After you start forwarding data to S3, you should start to see file objects posted in your configured bucket. The log messages are accumulated and returned after being ingested by Sumo.

The log messages are saved in CSV files in compressed gzip files and named according to the convention you specified when you configured Sumo to start data forwarding, as described in step 5 of Start data forwarding to S3. The file naming convention for legacy data forwarding is described below in Legacy File Naming Format

Messages are buffered during data ingest for either approximately 5 minutes or until 100MB of data is received, whichever is first. Then the buffered data is written to a new CSV file and forwarded. 
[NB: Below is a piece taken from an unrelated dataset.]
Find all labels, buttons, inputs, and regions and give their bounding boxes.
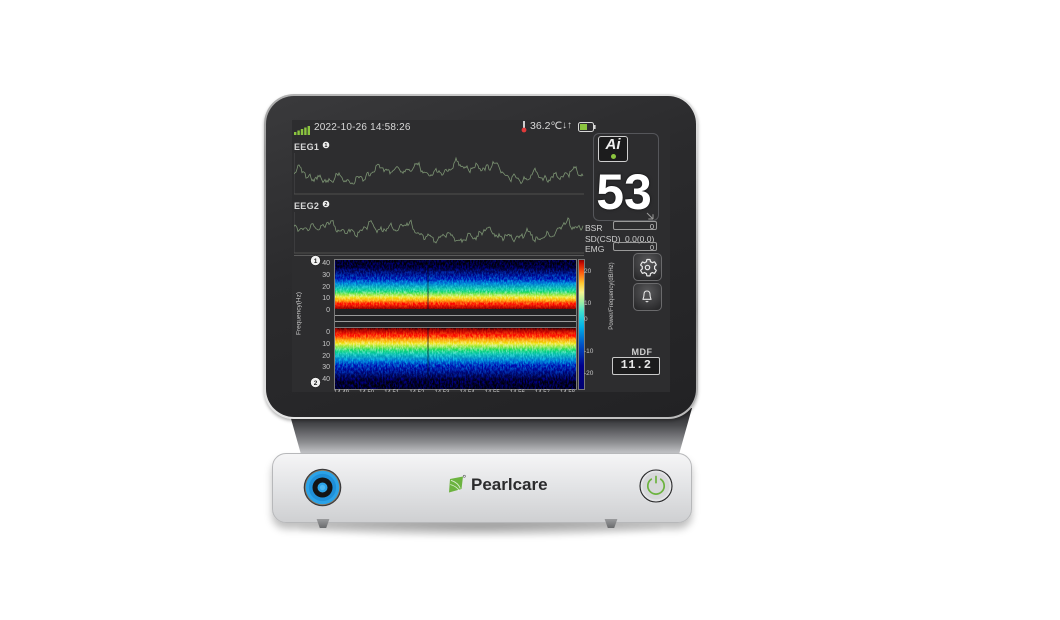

These file objects will contain the messages received as well as the system metadata for the messages, including:

  • messageId: The unique ID for the specific message within Sumo Logic.
  • sourceName: Is returned blank.
  • sourceHost: Is returned blank.
  • sourceCategory: Is returned blank.
  • messageTime: The parsed message time from the log message, as epoch.
  • receiptTime: The time the service originally received the message, as epoch.
  • sourceID: The unique ID of the Source configured to send the message to the service.
  • collectorId: The unique ID of the Collector configured to send the message to the service.
  • count: The message number from the specific log Source Name. These should be sequential for a specific Source file.
  • format: The timestamp format used to parse the message time from the log message
  • encoding: The encoding of the original file contents.
  • message: The raw log message as read from the original Source.
  • \<field>: Aggregate fields are added based on your query.

Example

Metadata fields:

::: messageId,sourceName,sourceHost,sourceCategory,messageTime,receiptTime,sourceId,collectorId,count,format,view,encoding,message,field1,field2 :::

Sample object:

::: "-9223371513354977010","","","","1472590091453","1472590094034","101688020","100607825","979","plain:atp:o:0:l:29:p:yyyy-MM-dd HH:mm:ss,SSSZZZZ","JchenTest2","UTF8","2016-08-30 13:48:11,453 -0700 WARN [hostId=nite-cqsplitter-1][module=cqsplitter] [localUserName=cqsplitter][logger=cqsplitter.engine.CQsMultiMatchersManager] [thread=DTP-cqsplitter.receiver.consumer.v2.threadpool-6] MultiMatcher queue for customer 0000000000000131 is at capacity, adding element will block.","25","0000000000000131" :::

Legacy File Naming Format

The file naming convention for legacy data forwarding (prior to January 2017) is: <start_epoch>-<end_epoch>--<objectid>.csv.gz

Where:

  • start_epoch is the epoch time representing the parsed message time of the first message contained within the file
  • end_epoch is the epoch time representing the parsed message time of the last message contained within the file.
  • objectid is a unique ID for the file object, which is generated by Sumo at creation time.